A retrospective observational analysis of the real-world care pathway of people with hereditary transthyretin amyloidosis with polyneuropathy in Italy

Abstract

Background: This retrospective observational study described the epidemiology and the burden on the Italian healthcare service (SSN) of patients with polyneuropathy (PN) associated with hereditary transthyretin amyloidosis (ATTRv). Research design and methods: From the Fondazione ReS (Ricerca e Salute) administrative healthcare database (~5.5 million inhabitants in 2021), patients were identified as having ATTRv-PN in 2021 if they had received treatments for ATTRv-PN under SSN reimbursement (i.e. tafamidis, patisiran, or inotersen) from 1 January 2014 to 31 December 2021 (index date in 2021).
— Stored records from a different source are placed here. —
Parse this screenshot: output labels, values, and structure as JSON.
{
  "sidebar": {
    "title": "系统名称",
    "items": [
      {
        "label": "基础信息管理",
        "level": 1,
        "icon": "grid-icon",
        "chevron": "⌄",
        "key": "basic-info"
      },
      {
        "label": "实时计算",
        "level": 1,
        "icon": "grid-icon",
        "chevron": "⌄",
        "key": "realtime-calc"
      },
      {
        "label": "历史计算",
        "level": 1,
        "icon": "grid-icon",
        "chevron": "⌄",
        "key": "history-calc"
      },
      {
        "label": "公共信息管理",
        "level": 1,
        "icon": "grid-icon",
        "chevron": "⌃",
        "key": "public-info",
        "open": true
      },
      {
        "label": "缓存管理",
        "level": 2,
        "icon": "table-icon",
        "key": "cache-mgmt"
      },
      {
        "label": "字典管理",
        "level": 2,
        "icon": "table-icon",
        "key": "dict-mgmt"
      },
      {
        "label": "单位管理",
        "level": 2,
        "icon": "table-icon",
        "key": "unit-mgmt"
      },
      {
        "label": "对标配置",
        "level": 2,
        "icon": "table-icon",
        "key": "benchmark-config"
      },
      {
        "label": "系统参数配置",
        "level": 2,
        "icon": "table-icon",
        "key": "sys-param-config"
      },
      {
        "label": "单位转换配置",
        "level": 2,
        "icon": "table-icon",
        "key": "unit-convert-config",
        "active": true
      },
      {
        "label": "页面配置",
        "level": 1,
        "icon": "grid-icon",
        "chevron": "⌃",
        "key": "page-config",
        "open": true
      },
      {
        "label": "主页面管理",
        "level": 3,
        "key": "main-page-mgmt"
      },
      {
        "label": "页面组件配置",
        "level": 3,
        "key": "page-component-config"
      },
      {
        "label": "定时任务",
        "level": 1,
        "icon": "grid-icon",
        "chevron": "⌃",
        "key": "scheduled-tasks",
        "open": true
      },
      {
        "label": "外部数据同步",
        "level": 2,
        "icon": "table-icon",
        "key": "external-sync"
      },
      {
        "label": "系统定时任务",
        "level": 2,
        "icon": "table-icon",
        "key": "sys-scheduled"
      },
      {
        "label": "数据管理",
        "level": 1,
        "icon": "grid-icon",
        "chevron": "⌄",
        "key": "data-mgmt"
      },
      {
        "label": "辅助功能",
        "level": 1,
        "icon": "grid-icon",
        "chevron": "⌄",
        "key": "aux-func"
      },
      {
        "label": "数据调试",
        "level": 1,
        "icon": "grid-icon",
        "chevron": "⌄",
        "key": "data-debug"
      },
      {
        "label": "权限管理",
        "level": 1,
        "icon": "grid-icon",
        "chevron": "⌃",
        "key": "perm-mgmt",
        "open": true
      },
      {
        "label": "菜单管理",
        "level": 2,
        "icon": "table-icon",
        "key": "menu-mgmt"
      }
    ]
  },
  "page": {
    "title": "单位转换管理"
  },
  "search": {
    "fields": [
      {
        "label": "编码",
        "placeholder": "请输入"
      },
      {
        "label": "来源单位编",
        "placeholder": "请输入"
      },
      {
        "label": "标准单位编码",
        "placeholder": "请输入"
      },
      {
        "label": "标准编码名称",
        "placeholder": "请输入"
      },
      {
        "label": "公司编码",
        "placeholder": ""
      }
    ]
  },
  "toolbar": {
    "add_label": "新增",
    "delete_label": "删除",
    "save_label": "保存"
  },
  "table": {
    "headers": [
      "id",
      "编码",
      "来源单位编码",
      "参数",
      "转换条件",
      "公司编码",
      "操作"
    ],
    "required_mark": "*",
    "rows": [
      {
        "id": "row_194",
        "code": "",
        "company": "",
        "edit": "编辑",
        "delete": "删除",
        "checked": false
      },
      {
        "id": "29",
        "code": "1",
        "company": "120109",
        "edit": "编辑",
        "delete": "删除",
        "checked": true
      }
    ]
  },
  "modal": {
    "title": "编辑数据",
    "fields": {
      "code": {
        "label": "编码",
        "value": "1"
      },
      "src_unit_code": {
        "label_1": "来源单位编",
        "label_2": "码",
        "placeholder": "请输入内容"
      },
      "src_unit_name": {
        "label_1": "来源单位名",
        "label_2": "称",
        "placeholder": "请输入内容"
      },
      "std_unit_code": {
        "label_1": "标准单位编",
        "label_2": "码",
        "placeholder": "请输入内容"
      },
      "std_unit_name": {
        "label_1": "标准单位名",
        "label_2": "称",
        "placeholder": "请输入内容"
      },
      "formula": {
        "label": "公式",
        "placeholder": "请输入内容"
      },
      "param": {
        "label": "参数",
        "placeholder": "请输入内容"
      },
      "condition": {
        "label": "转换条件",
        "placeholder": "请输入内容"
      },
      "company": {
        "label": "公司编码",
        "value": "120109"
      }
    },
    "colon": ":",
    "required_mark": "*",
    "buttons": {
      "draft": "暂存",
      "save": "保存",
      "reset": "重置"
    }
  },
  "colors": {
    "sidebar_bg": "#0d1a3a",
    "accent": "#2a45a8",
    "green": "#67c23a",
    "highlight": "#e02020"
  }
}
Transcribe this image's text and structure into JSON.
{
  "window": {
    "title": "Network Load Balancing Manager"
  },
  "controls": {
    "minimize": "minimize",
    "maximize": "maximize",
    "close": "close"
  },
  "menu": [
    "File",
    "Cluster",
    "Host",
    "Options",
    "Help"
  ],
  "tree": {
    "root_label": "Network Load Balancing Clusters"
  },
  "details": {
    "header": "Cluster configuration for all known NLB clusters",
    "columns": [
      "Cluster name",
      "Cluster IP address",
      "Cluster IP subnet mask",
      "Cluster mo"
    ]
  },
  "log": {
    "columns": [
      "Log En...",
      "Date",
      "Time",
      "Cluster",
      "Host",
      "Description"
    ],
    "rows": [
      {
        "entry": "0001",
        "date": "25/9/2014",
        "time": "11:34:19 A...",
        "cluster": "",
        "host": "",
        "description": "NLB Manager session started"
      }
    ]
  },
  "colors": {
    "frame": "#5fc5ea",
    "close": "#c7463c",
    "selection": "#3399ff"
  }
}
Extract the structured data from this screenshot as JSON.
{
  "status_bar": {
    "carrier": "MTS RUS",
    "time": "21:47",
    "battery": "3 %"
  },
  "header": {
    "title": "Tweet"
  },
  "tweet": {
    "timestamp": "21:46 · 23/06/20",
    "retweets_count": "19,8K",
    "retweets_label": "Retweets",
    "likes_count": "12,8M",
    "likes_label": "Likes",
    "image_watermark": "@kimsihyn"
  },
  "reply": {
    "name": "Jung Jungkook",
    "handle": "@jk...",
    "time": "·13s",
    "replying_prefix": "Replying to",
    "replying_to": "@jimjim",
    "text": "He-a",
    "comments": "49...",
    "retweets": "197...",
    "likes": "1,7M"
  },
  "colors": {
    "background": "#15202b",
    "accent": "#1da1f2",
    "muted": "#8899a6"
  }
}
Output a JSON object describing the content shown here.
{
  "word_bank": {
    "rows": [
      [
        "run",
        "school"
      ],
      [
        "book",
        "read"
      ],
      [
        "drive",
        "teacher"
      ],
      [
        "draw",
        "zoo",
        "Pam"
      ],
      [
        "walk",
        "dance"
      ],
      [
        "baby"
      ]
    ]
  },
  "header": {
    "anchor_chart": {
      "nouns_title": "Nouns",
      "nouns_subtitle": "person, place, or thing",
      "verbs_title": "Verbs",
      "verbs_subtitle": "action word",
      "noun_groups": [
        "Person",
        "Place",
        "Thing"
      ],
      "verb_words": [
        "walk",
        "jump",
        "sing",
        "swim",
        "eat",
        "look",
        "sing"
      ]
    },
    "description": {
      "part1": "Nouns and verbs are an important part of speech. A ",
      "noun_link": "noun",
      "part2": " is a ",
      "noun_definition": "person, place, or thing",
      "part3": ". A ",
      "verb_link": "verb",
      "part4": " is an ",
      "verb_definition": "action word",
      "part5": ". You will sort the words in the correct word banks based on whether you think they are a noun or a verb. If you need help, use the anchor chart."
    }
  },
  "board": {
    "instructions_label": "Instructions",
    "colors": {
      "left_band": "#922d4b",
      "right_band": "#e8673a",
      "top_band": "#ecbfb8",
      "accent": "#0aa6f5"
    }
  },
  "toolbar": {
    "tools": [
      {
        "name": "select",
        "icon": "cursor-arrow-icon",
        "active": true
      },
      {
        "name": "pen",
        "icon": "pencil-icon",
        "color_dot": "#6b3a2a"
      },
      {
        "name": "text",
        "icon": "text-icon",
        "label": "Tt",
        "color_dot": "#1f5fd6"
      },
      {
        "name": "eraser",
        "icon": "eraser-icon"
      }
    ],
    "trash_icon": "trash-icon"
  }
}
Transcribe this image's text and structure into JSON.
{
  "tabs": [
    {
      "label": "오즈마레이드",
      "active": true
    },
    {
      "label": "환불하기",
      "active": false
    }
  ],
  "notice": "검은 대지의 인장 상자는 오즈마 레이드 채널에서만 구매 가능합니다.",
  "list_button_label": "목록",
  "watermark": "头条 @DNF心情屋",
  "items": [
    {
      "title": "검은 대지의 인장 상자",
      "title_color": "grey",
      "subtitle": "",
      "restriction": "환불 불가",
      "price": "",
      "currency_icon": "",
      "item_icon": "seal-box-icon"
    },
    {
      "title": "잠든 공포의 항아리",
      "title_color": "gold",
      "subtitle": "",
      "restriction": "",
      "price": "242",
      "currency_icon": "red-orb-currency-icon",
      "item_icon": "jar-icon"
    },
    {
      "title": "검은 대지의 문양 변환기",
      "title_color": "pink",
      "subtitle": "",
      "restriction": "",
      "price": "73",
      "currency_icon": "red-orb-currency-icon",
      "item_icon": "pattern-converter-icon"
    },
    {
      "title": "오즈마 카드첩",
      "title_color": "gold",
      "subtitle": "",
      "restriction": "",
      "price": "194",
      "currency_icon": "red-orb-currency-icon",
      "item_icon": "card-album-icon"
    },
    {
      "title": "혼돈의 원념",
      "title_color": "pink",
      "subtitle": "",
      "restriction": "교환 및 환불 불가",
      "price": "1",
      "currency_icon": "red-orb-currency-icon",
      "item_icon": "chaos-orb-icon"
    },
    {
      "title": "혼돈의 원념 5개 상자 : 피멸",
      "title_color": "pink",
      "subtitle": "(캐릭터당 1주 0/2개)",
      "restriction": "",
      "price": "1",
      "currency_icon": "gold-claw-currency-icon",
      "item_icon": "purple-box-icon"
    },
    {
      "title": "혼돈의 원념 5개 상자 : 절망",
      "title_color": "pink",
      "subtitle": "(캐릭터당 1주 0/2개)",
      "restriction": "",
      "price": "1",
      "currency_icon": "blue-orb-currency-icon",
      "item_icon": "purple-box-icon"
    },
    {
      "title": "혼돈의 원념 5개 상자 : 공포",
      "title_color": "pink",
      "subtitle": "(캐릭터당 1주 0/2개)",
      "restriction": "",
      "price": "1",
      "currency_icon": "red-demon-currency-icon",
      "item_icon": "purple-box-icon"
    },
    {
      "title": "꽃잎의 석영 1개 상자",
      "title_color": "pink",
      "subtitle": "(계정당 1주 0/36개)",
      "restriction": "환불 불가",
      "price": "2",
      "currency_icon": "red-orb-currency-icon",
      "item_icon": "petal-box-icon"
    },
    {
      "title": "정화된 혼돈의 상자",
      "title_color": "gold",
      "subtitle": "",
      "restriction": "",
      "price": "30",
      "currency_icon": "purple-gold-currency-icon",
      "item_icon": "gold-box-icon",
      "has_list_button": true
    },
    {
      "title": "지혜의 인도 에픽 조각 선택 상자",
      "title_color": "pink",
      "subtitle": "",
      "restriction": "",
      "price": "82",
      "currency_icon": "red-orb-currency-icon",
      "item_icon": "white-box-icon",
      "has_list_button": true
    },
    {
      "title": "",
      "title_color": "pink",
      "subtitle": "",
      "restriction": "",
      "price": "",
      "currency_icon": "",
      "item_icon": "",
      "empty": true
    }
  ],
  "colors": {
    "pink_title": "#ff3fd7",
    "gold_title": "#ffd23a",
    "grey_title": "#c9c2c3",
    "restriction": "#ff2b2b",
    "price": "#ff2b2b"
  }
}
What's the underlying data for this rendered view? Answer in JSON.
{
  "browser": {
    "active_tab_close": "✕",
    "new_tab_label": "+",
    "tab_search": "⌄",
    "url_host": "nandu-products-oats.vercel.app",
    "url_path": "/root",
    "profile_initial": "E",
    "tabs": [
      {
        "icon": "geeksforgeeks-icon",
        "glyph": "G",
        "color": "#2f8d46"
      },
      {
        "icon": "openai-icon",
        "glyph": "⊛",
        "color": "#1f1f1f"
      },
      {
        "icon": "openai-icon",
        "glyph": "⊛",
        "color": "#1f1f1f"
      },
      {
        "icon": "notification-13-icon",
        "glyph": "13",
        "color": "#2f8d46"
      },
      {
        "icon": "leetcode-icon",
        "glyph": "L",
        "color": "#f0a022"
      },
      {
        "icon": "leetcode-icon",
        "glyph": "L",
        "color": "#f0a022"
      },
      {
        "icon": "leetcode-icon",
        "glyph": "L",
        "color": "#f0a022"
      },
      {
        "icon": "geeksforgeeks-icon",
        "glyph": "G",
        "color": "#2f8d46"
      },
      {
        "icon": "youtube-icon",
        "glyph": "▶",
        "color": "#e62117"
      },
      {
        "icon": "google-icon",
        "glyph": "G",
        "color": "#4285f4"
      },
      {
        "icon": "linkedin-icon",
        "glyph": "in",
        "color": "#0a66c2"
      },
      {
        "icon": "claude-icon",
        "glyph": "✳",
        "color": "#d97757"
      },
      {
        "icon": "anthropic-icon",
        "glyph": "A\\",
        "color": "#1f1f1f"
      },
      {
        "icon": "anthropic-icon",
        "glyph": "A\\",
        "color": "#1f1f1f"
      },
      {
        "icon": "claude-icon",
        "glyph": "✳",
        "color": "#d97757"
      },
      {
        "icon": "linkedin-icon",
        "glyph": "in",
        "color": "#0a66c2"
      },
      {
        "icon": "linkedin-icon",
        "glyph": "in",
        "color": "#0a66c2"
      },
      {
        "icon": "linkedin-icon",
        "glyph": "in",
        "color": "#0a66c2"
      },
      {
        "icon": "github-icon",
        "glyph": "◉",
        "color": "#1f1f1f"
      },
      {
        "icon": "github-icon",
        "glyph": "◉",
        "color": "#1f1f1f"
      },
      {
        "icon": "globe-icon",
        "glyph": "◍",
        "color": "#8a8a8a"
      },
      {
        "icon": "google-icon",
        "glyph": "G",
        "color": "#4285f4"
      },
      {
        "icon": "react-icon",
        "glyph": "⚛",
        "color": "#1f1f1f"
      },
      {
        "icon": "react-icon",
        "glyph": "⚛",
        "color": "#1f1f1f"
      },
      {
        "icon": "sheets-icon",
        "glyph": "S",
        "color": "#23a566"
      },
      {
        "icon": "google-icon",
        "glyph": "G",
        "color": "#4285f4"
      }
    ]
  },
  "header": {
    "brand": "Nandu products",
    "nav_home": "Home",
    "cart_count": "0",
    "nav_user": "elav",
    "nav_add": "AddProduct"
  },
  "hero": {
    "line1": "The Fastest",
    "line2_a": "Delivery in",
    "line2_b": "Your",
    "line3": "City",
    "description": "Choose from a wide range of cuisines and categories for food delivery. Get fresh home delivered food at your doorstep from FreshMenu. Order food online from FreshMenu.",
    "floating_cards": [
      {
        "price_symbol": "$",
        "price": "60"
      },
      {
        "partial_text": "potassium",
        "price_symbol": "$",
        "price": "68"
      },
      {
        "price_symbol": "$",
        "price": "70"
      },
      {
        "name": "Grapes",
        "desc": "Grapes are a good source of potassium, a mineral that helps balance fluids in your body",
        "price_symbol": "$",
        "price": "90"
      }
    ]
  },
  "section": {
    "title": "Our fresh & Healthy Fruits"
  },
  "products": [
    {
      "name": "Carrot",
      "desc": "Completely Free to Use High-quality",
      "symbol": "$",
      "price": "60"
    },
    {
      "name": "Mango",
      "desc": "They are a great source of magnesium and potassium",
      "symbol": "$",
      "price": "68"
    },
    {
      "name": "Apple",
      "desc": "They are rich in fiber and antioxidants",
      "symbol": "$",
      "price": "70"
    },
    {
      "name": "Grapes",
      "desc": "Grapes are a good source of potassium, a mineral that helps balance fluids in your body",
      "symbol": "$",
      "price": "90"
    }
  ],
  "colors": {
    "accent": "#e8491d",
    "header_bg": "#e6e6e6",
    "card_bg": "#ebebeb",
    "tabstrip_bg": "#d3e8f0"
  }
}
Demographics and comorbidities at the baseline, healthcare resource consumption, and related direct costs reimbursed by the SSN throughout the one-year follow-up were described. Results: In 2021, 36 patients with ATTRv-PN (prevalence: 7.4/1,000,000) were identified (males were 83.3%; patients with ≥2 comorbidities were 61.1%; the mean age was 73 ± 8 years). During follow-up, of patients, 91.7% received drugs for ATTRv-PN; >50% received antiepileptics and acid suppressants; 22.2% were admitted to overnight hospitalizations; 30.6% accessed the emergency department; 97.2% received local outpatient specialist care. The per patient mean annual cost was € 122,017; drugs for ATTRv-PN accounted for 94.7% of the total expenditure. Conclusions: This study of real-world patients with ATTRv-PN showed a high rate of comorbidities, and substantial direct healthcare and economic burdens on the SSN.